CCN-STIC 803 provides detailed guidance and worksheets for this process. For a practical walkthrough, see the complete ENS guide.
Frequently asked questions
What does CIDAT stand for in the ENS?
CIDAT is the acronym for the five security dimensions of the ENS: C = Confidentiality, I = Integrity, D = Availability (from the Spanish Disponibilidad), A = Authenticity, T = Traceability. These five dimensions are used to assess the security requirements of each information system and determine its category (BASIC, MEDIUM, or HIGH).
How are the CIDAT dimensions rated?
Each CIDAT dimension is rated on a three-level scale: LOW, MEDIUM, or HIGH, based on the potential impact of a security breach. LOW corresponds to limited harm. MEDIUM corresponds to serious harm. HIGH corresponds to very serious harm, including risk to personal safety or criminal liability.
How do CIDAT dimensions determine a system's ENS category?
A system's ENS category is the highest level reached across all five CIDAT dimensions. If the highest dimension is LOW, the system is BASIC. If the highest is MEDIUM, the system is MEDIUM. If the highest is HIGH, the system is HIGH. The organization's overall ENS category is the highest category across all its systems in scope.
What is the difference between Authenticity and Integrity in the ENS?
Integrity (I) refers to the property that information has not been altered or destroyed in an unauthorized manner — it concerns the accuracy and completeness of the data itself. Authenticity (A) refers to the property that the identity of a user, process, or device can be verified — it concerns who generated or transmitted the information. A document can have high integrity but low authenticity, and vice versa.

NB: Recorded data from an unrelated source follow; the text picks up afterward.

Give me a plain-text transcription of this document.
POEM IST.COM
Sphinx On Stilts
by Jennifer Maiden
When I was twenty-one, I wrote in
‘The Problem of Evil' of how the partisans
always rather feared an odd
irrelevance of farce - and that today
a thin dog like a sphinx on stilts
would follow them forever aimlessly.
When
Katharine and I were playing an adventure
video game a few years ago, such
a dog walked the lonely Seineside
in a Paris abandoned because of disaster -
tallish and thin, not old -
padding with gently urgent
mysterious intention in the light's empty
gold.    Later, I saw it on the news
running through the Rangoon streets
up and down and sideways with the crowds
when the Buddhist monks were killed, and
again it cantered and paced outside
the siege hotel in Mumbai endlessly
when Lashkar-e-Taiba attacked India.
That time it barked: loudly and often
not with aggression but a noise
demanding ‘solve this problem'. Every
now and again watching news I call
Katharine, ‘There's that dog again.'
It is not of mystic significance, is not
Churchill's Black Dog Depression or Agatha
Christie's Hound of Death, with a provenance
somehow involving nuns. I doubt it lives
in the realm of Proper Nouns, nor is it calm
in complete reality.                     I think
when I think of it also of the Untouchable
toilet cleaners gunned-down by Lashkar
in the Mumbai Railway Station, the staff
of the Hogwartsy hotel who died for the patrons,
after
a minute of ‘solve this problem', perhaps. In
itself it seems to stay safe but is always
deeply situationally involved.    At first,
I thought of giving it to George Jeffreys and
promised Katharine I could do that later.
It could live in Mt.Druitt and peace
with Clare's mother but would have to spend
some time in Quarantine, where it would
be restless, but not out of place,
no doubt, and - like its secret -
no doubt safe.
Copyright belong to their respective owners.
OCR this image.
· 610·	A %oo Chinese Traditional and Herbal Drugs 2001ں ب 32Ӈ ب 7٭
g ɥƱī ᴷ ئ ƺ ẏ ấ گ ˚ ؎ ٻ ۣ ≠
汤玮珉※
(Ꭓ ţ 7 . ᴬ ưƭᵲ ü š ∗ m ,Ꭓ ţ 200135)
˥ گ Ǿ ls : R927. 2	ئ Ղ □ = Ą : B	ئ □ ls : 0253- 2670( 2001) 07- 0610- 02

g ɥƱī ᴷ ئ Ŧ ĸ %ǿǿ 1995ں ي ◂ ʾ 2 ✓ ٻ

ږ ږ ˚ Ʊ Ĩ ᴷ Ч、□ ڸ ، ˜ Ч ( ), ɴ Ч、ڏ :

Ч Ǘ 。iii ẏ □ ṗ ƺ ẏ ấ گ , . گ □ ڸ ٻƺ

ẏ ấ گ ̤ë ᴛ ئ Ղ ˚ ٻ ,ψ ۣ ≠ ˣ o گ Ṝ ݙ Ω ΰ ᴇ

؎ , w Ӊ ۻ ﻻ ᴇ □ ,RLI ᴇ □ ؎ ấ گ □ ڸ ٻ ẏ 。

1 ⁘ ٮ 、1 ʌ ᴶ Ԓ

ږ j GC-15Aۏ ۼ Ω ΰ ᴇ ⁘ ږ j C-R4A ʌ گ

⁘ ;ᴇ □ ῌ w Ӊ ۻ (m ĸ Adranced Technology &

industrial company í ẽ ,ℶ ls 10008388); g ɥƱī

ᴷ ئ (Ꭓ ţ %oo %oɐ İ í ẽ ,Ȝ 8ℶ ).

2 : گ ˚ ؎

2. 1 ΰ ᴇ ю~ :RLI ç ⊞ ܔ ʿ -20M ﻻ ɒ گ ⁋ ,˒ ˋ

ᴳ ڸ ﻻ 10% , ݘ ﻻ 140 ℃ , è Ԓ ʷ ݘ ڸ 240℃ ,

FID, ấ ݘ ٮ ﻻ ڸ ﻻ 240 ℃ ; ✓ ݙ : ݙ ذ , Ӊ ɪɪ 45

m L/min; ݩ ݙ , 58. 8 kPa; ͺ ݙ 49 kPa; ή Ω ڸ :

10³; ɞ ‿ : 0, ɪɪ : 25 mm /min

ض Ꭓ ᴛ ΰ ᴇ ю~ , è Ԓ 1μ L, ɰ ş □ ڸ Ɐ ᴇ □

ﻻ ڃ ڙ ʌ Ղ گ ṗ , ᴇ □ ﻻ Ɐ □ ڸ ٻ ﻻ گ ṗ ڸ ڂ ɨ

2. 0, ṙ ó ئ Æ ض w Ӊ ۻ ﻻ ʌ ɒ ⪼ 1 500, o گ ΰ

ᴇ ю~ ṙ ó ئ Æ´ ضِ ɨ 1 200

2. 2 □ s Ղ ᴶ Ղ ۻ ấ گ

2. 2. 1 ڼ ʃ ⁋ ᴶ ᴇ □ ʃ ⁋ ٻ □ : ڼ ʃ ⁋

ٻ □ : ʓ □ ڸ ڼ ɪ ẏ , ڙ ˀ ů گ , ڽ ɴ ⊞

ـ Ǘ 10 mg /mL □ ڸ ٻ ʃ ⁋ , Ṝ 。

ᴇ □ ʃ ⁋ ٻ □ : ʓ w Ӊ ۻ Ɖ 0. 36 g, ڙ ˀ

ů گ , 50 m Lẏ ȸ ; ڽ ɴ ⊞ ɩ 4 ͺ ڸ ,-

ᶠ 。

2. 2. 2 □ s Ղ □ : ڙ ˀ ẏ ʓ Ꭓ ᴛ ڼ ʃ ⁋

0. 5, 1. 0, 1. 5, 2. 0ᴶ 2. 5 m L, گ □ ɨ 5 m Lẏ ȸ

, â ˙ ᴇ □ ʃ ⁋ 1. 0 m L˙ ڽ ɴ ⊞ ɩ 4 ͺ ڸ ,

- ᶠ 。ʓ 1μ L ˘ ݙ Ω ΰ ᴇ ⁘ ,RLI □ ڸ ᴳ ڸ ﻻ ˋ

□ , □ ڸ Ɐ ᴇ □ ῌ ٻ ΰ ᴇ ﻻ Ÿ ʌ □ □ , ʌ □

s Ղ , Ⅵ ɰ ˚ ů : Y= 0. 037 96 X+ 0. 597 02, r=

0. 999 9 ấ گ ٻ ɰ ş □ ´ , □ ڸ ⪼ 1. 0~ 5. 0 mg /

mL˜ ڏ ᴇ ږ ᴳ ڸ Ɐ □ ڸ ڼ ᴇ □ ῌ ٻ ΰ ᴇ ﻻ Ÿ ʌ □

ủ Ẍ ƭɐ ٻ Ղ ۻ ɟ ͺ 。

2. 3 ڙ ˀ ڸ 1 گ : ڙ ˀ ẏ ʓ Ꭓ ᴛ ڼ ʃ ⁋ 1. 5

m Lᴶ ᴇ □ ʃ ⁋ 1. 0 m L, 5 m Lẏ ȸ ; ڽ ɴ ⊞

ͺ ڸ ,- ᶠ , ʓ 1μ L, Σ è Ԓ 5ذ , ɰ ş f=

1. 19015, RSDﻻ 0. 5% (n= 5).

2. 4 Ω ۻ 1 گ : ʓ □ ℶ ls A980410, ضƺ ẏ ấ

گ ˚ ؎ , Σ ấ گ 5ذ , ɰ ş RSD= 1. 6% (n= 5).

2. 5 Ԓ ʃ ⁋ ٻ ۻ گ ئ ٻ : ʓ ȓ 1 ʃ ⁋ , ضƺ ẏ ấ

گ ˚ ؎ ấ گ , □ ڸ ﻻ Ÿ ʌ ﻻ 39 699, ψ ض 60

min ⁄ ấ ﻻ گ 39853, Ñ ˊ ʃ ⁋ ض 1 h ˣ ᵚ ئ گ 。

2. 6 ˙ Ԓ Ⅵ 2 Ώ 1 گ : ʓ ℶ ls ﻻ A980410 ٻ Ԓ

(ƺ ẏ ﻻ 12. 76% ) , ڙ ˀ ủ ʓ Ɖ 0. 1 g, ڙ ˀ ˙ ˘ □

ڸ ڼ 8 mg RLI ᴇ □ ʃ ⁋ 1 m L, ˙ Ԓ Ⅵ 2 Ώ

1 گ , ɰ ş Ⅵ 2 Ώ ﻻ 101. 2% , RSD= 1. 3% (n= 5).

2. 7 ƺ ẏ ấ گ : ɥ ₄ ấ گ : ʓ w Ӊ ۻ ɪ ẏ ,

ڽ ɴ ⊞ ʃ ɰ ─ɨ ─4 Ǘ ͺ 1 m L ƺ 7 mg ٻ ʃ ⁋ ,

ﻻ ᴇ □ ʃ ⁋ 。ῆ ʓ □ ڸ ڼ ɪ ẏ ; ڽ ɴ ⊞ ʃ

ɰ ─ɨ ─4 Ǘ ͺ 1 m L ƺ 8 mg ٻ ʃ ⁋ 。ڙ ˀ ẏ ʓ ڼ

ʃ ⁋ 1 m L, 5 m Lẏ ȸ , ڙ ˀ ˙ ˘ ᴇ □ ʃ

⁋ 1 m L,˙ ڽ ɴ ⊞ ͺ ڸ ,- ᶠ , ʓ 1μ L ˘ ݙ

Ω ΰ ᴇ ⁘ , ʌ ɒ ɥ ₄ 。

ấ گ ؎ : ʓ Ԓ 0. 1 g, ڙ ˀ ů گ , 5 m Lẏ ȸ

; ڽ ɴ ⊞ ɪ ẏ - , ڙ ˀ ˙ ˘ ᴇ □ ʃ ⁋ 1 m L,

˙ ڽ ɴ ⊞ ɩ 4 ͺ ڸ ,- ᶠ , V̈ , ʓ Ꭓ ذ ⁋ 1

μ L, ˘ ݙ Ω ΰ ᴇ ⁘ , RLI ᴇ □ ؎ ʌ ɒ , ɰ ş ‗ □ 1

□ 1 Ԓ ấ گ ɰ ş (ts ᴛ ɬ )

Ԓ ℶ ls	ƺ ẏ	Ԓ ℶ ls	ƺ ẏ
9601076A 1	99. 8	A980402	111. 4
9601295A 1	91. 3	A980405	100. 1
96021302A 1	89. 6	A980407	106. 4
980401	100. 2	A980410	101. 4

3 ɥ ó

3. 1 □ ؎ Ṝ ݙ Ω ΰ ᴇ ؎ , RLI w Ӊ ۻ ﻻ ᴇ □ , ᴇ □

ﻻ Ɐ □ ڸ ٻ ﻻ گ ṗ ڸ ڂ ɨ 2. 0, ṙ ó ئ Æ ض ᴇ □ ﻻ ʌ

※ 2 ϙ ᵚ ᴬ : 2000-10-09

What is the difference between Authenticity and Traceability in the ENS?
Authenticity (A) is the ability to verify the identity of a user or system at the time of an action. Traceability (T) is the ability to reconstruct the sequence of activities or events after the fact — the audit trail. Authentication tells you who is acting; traceability tells you what was done and when.
Do all five CIDAT dimensions apply to every ENS system?
All five dimensions must be considered and explicitly rated for each system — they cannot simply be omitted. If a dimension has very low relevance for a particular system, it should be rated LOW with documented reasoning, not skipped.